I wonder if this Aardman short may lose a little in transaltion to an American audience. It would depend on whether you have the equivalent to a certain British and Australian TV stereotype. The sickly-sweet goo-goo gah-gah female narrator of small children's TV shows, who sounds like if a guy car crashed his car into her living room she'd probably say "Goodness me, boys and girls! What could that be? What a silly man!" Perhaps this a bit of a period-specific thing, too, because the shows I'm thinking of are 'Play School' (there was an Australian and British version) and 'Bill and Ben the Flowerpot Men'. But I imagine there are equivalents around today.

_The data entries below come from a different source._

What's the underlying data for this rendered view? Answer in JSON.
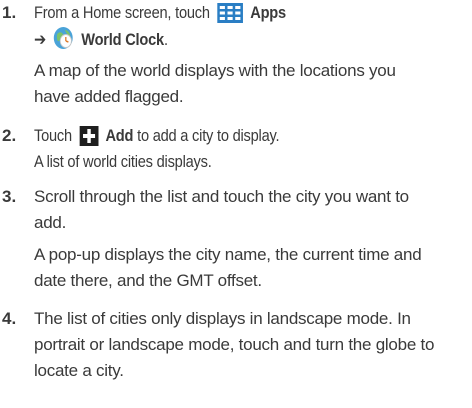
{
  "steps": [
    {
      "number": "1.",
      "line1_pre": "From a Home screen, touch",
      "apps_icon": "apps-grid-icon",
      "apps_label": "Apps",
      "arrow": "➔",
      "worldclock_icon": "world-clock-icon",
      "worldclock_label": "World Clock",
      "worldclock_end": ".",
      "desc_line1": "A map of the world displays with the locations you",
      "desc_line2": "have added flagged."
    },
    {
      "number": "2.",
      "pre": "Touch",
      "add_icon": "plus-icon",
      "add_label": "Add",
      "post": "to add a city to display.",
      "desc_line1": "A list of world cities displays."
    },
    {
      "number": "3.",
      "line1": "Scroll through the list and touch the city you want to",
      "line2": "add.",
      "desc_line1": "A pop-up displays the city name, the current time and",
      "desc_line2": "date there, and the GMT offset."
    },
    {
      "number": "4.",
      "line1": "The list of cities only displays in landscape mode. In",
      "line2": "portrait or landscape mode, touch and turn the globe to",
      "line3": "locate a city."
    }
  ],
  "colors": {
    "text": "#3a3a3a",
    "apps_icon_blue": "#2a7ec4",
    "plus_icon_dark": "#1f1f1f"
  }
}
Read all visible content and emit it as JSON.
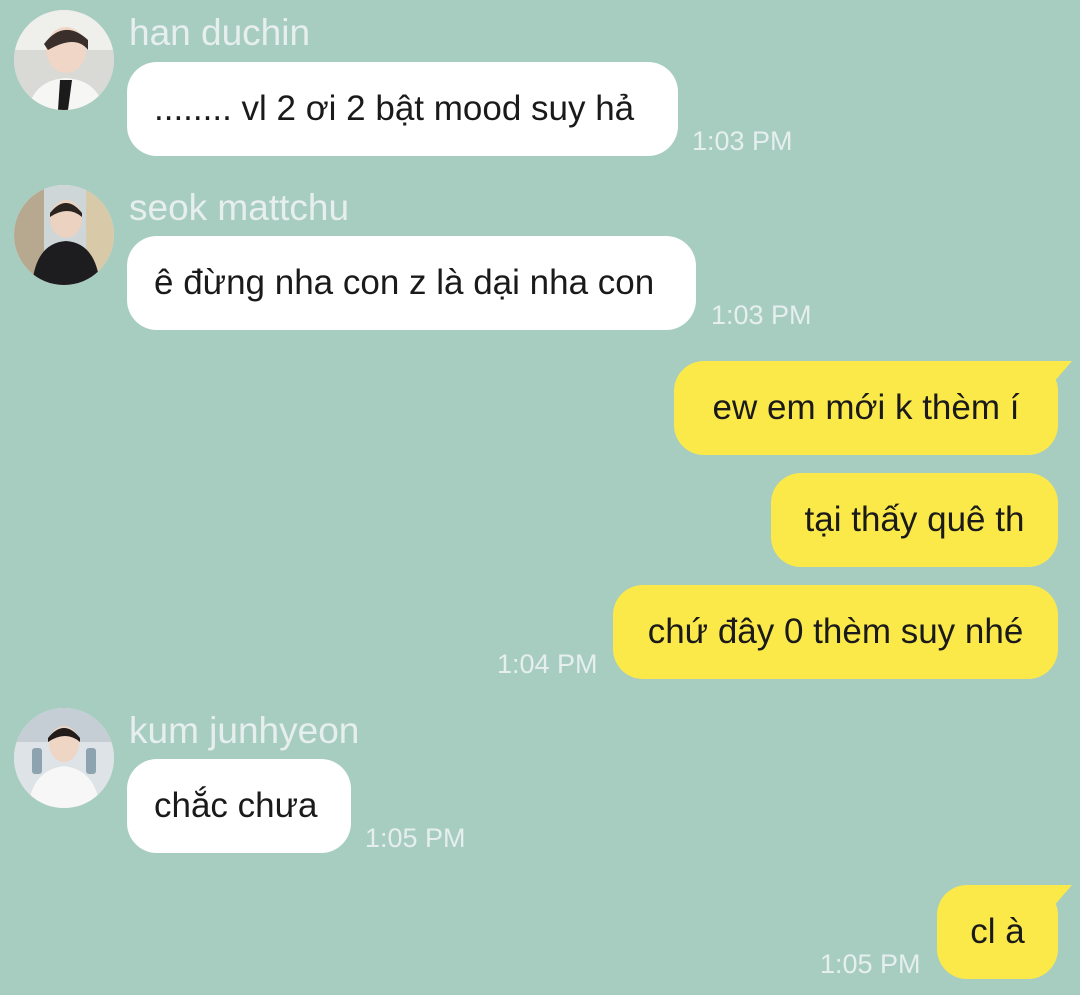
{
  "messages": [
    {
      "direction": "incoming",
      "sender": "han duchin",
      "avatar": "avatar-han-duchin",
      "text": "........ vl 2 ơi 2 bật mood suy hả",
      "time": "1:03 PM"
    },
    {
      "direction": "incoming",
      "sender": "seok mattchu",
      "avatar": "avatar-seok-mattchu",
      "text": "ê đừng nha con z là dại nha con",
      "time": "1:03 PM"
    },
    {
      "direction": "outgoing",
      "text": "ew em mới k thèm í"
    },
    {
      "direction": "outgoing",
      "text": "tại thấy quê th"
    },
    {
      "direction": "outgoing",
      "text": "chứ đây 0 thèm suy nhé",
      "time": "1:04 PM"
    },
    {
      "direction": "incoming",
      "sender": "kum junhyeon",
      "avatar": "avatar-kum-junhyeon",
      "text": "chắc chưa",
      "time": "1:05 PM"
    },
    {
      "direction": "outgoing",
      "text": "cl à",
      "time": "1:05 PM"
    }
  ],
  "colors": {
    "background": "#a7cdc1",
    "incoming_bubble": "#ffffff",
    "outgoing_bubble": "#fbe94a",
    "meta_text": "#e6efee",
    "message_text": "#1a1a1a"
  }
}
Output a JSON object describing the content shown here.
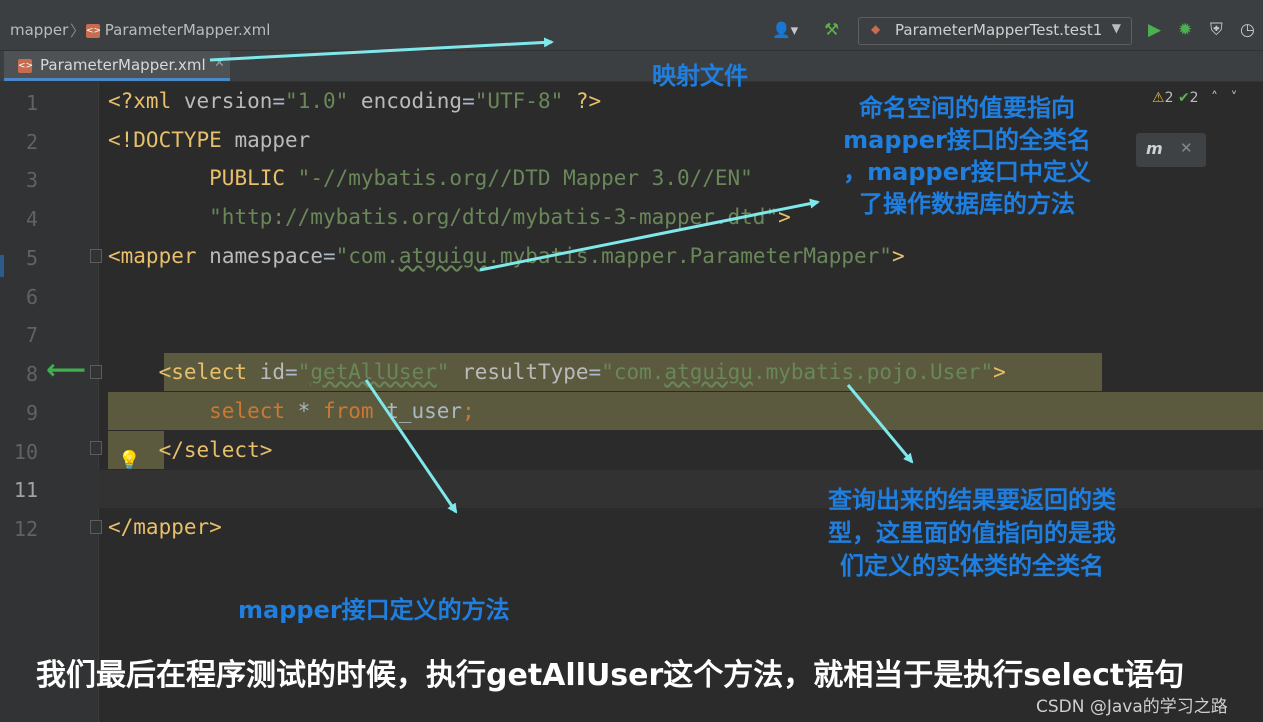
{
  "breadcrumb": {
    "folder": "mapper",
    "file": "ParameterMapper.xml"
  },
  "toolbar": {
    "run_config": "ParameterMapperTest.test1"
  },
  "tab": {
    "label": "ParameterMapper.xml"
  },
  "line_numbers": [
    "1",
    "2",
    "3",
    "4",
    "5",
    "6",
    "7",
    "8",
    "9",
    "10",
    "11",
    "12"
  ],
  "code": {
    "l1": {
      "open": "<?xml",
      "attr1": "version",
      "eq1": "=",
      "val1": "\"1.0\"",
      "attr2": "encoding",
      "eq2": "=",
      "val2": "\"UTF-8\"",
      "close": "?>"
    },
    "l2": {
      "doctype": "<!DOCTYPE",
      "name": "mapper"
    },
    "l3": {
      "public": "PUBLIC",
      "val": "\"-//mybatis.org//DTD Mapper 3.0//EN\""
    },
    "l4": {
      "val": "\"http://mybatis.org/dtd/mybatis-3-mapper.dtd\"",
      "close": ">"
    },
    "l5": {
      "tag": "<mapper",
      "attr": "namespace",
      "eq": "=",
      "q1": "\"com.",
      "squig": "atguigu",
      "rest": ".mybatis.mapper.ParameterMapper\"",
      "close": ">"
    },
    "l8": {
      "tag": "<select",
      "attr1": "id",
      "eq1": "=",
      "val1a": "\"",
      "val1sq": "getAllUser",
      "val1b": "\"",
      "attr2": "resultType",
      "eq2": "=",
      "val2a": "\"com.",
      "val2sq": "atguigu",
      "val2b": ".mybatis.pojo.User\"",
      "close": ">"
    },
    "l9": {
      "kw1": "select",
      "star": "*",
      "kw2": "from",
      "table": "t_user",
      "semi": ";"
    },
    "l10": {
      "tag": "</select>"
    },
    "l12": {
      "tag": "</mapper>"
    }
  },
  "inspections": {
    "warnings": "2",
    "weak": "2"
  },
  "annotations": {
    "mapping_file": "映射文件",
    "namespace_note": [
      "命名空间的值要指向",
      "mapper接口的全类名",
      "，mapper接口中定义",
      "了操作数据库的方法"
    ],
    "method_note": "mapper接口定义的方法",
    "result_note": [
      "查询出来的结果要返回的类",
      "型，这里面的值指向的是我",
      "们定义的实体类的全类名"
    ]
  },
  "caption": "我们最后在程序测试的时候，执行getAllUser这个方法，就相当于是执行select语句",
  "watermark": "CSDN @Java的学习之路",
  "colors": {
    "annotation_blue": "#1f7fe0",
    "arrow_cyan": "#7fe8ea",
    "highlight": "#5b5a3e",
    "tag": "#e8bf6a",
    "string": "#6a8759",
    "keyword": "#cc7832"
  },
  "icons": [
    "xml-file-icon",
    "user-icon",
    "hammer-icon",
    "run-icon",
    "debug-icon",
    "coverage-icon",
    "profile-icon",
    "fold-icon",
    "bulb-icon",
    "gutter-arrow-icon",
    "warning-icon",
    "check-icon",
    "mybatis-logo-icon"
  ]
}
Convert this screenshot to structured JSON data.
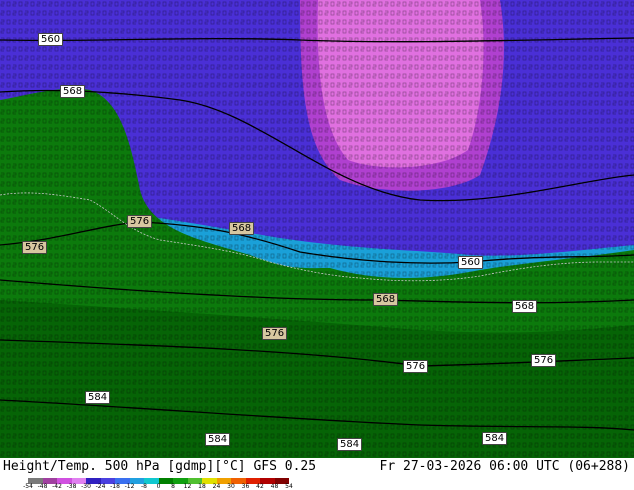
{
  "map": {
    "contour_labels": [
      {
        "text": "560",
        "kind": "sea"
      },
      {
        "text": "568",
        "kind": "sea"
      },
      {
        "text": "576",
        "kind": "land"
      },
      {
        "text": "568",
        "kind": "land"
      },
      {
        "text": "576",
        "kind": "land"
      },
      {
        "text": "560",
        "kind": "sea"
      },
      {
        "text": "568",
        "kind": "land"
      },
      {
        "text": "568",
        "kind": "sea"
      },
      {
        "text": "576",
        "kind": "land"
      },
      {
        "text": "576",
        "kind": "sea"
      },
      {
        "text": "576",
        "kind": "sea"
      },
      {
        "text": "584",
        "kind": "sea"
      },
      {
        "text": "584",
        "kind": "sea"
      },
      {
        "text": "584",
        "kind": "sea"
      },
      {
        "text": "584",
        "kind": "sea"
      }
    ],
    "colors": {
      "very_cold": "#e070e0",
      "cold_core": "#c040d0",
      "cold": "#4a2fd6",
      "cool": "#3a6af0",
      "mild_sea": "#1aa0d8",
      "land": "#0c7a0c",
      "land_dark": "#066406"
    }
  },
  "footer": {
    "title": "Height/Temp. 500 hPa [gdmp][°C] GFS 0.25",
    "date": "Fr 27-03-2026 06:00 UTC (06+288)"
  },
  "colorbar": {
    "ticks": [
      "-54",
      "-48",
      "-42",
      "-38",
      "-30",
      "-24",
      "-18",
      "-12",
      "-8",
      "0",
      "8",
      "12",
      "18",
      "24",
      "30",
      "36",
      "42",
      "48",
      "54"
    ],
    "colors": [
      "#7a7a7a",
      "#a040a0",
      "#d050e0",
      "#e080f0",
      "#3020c0",
      "#4a40e0",
      "#3a70f0",
      "#20a0e0",
      "#10c8d0",
      "#008000",
      "#10a010",
      "#50c030",
      "#e0e000",
      "#f0a000",
      "#f06000",
      "#e02000",
      "#b00000",
      "#800000"
    ]
  }
}
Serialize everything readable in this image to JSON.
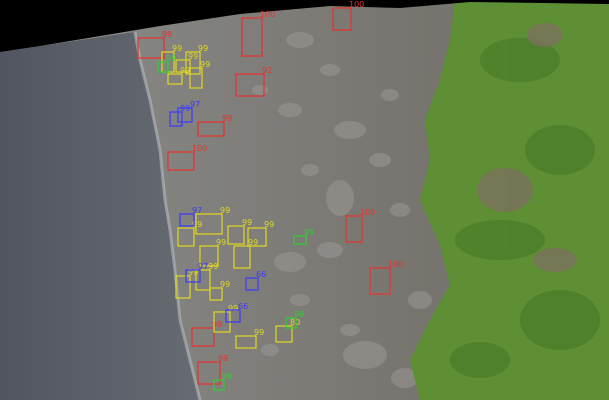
{
  "image": {
    "colors": {
      "water": "#5b6066",
      "beach": "#8d8f8f",
      "rocks": "#777672",
      "grass": "#5e8f34",
      "void": "#000000"
    }
  },
  "detections": [
    {
      "cls": "red",
      "score": "100"
    },
    {
      "cls": "red",
      "score": "100"
    },
    {
      "cls": "red",
      "score": "99"
    },
    {
      "cls": "red",
      "score": "92"
    },
    {
      "cls": "red",
      "score": "99"
    },
    {
      "cls": "red",
      "score": "100"
    },
    {
      "cls": "red",
      "score": "100"
    },
    {
      "cls": "red",
      "score": "100"
    },
    {
      "cls": "red",
      "score": "99"
    },
    {
      "cls": "red",
      "score": "99"
    },
    {
      "cls": "yellow",
      "score": "99"
    },
    {
      "cls": "yellow",
      "score": "99"
    },
    {
      "cls": "yellow",
      "score": "99"
    },
    {
      "cls": "yellow",
      "score": "99"
    },
    {
      "cls": "yellow",
      "score": "99"
    },
    {
      "cls": "yellow",
      "score": "99"
    },
    {
      "cls": "yellow",
      "score": "99"
    },
    {
      "cls": "yellow",
      "score": "99"
    },
    {
      "cls": "yellow",
      "score": "99"
    },
    {
      "cls": "yellow",
      "score": "99"
    },
    {
      "cls": "yellow",
      "score": "99"
    },
    {
      "cls": "yellow",
      "score": "99"
    },
    {
      "cls": "yellow",
      "score": "99"
    },
    {
      "cls": "yellow",
      "score": "80"
    },
    {
      "cls": "yellow",
      "score": "99"
    },
    {
      "cls": "yellow",
      "score": "99"
    },
    {
      "cls": "yellow",
      "score": "99"
    },
    {
      "cls": "blue",
      "score": "99"
    },
    {
      "cls": "blue",
      "score": "97"
    },
    {
      "cls": "blue",
      "score": "97"
    },
    {
      "cls": "blue",
      "score": "66"
    },
    {
      "cls": "blue",
      "score": "66"
    },
    {
      "cls": "blue",
      "score": "97"
    },
    {
      "cls": "green",
      "score": "99"
    },
    {
      "cls": "green",
      "score": "98"
    },
    {
      "cls": "green",
      "score": "99"
    },
    {
      "cls": "green",
      "score": "99"
    }
  ],
  "class_colors": {
    "red": "#e8312d",
    "yellow": "#e0d820",
    "blue": "#3a3aff",
    "green": "#2fd02f"
  }
}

Anyway if you can imagine that type of personality, with a rather upper middle class British accent, you have the narrator's voice down. Basically she prattles on in an amused way, commenting on the antics of two claymation characters, Pib and Pog, as they proceed to brutalise each other in a series of incidents which progress to the point where she laughngly delivers lines like (I'm paraphrasing from memory), "Goodness, Pog - what does Pib have in that bucket? Why it's concentrated sulphuric acid!" You get the idea.
Of course this is immensely tasteless, but the fact that it's claymation, and after a character gets cut in half, he's perfectly alright a few seconds later, renders the violence so far removed from reality that it's really not shocking. Plus there's a twist at the end that kind of neutralises the brutality to a certain extent.
I've read reviews from parents who claim their seven year-olds have thought 'Pib and Pog' was hilarious. I might be careful showing it to VERY young kids, but... well, let's face it, the audience for these Aardman shorts isn't really kids anyway, is it?
One problem, which isn't it's fault, is that similar themes have been rather done to death since it was made, even if this might be the only claymation example. Still it's pretty damn funny for a couple of viewings.